[Aventilatory mass flow during apnea : investigations on quantification]

B Rudlof, A Faldum, L Brandt
Der Anaesthesist 2010, 59 (5): 401-9

BACKGROUND: Aventilatory mass flow (AVMF) is routinely used for apneic oxygenation in various clinical procedures but no data exist to quantitatively describe the gas flow. This study was designed to determine the amount of AVMF during the clinical situation of apnea to force spontaneous respiration at the end of anaesthesia with controlled ventilation.

MATERIALS AND METHODS: A total of 200 patients undergoing anesthesia for routine surgery were examined. AVMF was analyzed with a high resolution, low gas stream, thermal mass flow analyzer. The intended recording time was 3 min.

RESULTS: Measurement was reliably successful and suitable for evaluation in only 23 patients. AVMF-induced gas flow started on average 17.9 + or - 9.4 s after onset of apnea. Maximum flow was reached within 158 + or - 20 s and determined to be 135 + or - 32 ml/min. The slope of increase of gas flow showed a rapid oscillation corresponding to the heart rate in all patients and in 14 out of 23 patients a slow oscillation with a frequency of 8.9 + or - 1.8/min.

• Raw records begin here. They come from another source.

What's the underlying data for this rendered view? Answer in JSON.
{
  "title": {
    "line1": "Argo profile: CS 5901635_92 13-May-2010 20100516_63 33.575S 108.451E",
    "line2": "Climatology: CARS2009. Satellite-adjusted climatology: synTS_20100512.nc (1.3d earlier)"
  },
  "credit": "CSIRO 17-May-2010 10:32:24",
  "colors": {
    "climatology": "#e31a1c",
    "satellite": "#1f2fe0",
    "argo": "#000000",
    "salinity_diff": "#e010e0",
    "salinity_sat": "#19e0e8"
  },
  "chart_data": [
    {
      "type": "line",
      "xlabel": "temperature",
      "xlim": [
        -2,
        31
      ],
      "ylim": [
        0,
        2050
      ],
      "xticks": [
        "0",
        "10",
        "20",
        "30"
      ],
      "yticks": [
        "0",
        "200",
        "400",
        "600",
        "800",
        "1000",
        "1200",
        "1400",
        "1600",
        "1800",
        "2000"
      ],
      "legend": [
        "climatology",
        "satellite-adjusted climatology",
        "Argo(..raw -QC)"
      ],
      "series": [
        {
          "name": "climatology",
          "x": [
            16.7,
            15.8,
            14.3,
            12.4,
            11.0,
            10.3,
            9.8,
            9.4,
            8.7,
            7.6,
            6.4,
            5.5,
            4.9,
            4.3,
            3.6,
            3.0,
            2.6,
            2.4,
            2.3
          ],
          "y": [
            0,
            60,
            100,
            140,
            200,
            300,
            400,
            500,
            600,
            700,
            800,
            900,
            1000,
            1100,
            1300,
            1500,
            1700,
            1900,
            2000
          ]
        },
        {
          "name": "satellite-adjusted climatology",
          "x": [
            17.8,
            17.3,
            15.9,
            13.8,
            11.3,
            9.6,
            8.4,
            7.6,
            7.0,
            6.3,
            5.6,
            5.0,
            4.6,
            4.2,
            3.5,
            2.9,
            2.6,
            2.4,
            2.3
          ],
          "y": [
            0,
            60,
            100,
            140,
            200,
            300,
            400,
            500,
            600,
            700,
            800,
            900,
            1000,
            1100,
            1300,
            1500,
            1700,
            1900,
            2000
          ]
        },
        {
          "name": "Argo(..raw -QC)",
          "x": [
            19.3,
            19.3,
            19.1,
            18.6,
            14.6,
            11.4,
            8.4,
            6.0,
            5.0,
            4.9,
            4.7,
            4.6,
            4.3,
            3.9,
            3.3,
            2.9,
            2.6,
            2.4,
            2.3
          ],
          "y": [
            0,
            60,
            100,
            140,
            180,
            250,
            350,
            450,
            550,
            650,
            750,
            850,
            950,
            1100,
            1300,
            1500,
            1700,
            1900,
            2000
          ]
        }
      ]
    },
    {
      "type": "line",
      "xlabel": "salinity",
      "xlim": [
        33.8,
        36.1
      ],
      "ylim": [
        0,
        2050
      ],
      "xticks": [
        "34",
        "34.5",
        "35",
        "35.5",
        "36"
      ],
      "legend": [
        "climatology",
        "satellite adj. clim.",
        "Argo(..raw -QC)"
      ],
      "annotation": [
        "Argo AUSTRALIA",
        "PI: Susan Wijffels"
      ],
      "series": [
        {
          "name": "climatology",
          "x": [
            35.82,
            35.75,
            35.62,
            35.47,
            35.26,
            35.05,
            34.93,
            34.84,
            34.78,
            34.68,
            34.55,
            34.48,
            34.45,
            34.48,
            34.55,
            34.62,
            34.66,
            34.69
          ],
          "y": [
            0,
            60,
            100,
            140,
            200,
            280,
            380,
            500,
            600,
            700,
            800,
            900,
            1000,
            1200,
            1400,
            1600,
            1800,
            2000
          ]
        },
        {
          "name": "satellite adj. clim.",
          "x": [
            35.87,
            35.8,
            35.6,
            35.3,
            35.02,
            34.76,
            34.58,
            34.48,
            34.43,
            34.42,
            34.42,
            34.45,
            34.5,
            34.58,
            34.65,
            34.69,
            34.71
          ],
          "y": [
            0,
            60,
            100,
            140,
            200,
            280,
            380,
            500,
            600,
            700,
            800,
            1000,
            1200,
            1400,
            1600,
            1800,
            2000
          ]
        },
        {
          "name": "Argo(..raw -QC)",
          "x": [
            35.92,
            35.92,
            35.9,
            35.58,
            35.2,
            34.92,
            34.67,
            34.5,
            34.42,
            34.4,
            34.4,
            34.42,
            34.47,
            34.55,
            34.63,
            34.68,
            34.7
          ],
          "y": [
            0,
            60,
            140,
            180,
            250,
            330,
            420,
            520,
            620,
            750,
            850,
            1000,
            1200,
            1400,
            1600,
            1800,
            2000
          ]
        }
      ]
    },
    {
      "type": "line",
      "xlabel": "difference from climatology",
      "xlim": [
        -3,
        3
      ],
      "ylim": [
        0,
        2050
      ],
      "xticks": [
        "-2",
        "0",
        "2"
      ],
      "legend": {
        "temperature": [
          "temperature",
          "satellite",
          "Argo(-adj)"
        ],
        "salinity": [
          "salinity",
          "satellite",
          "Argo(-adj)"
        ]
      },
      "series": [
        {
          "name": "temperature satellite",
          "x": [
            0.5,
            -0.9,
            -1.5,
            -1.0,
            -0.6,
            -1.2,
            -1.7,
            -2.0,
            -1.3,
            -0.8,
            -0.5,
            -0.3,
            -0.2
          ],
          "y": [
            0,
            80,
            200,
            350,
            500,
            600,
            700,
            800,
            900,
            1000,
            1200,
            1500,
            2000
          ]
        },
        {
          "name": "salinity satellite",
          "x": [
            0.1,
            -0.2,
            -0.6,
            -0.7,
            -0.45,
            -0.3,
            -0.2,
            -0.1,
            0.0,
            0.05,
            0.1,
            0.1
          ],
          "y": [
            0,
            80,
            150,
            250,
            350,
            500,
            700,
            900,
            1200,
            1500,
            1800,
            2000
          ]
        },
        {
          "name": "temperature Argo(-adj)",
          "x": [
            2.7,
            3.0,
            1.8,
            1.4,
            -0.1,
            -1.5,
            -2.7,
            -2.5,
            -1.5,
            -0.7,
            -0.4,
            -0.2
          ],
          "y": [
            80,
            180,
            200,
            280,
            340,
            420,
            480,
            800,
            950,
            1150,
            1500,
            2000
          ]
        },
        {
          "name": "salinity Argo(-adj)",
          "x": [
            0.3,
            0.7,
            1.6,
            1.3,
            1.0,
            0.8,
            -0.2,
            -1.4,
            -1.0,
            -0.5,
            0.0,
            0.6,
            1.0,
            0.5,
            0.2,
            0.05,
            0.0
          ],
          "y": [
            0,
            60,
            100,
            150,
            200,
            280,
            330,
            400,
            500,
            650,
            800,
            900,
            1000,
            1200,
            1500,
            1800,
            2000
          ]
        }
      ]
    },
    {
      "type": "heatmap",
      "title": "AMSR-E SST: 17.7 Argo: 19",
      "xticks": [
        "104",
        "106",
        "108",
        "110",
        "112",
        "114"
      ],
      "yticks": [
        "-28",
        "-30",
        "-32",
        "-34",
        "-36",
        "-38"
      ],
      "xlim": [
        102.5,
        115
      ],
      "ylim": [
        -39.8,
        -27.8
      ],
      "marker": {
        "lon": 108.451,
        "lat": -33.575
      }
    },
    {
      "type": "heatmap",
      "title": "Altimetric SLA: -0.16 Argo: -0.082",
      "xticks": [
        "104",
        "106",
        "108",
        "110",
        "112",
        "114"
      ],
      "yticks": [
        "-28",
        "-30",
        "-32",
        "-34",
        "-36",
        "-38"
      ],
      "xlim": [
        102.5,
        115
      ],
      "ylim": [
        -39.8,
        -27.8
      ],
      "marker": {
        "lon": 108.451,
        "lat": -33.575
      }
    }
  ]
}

CONCLUSIONS: During apnea AVMF develops in a non-linear fashion. The maximum flow observed is closely related to the estimated oxygen consumption. Heart rate synchronous flow variations are probably caused by intrathoracic volume variations due to heart action. The low frequency oscillations correspond to the frequency of Traube-Hering-Mayer waves.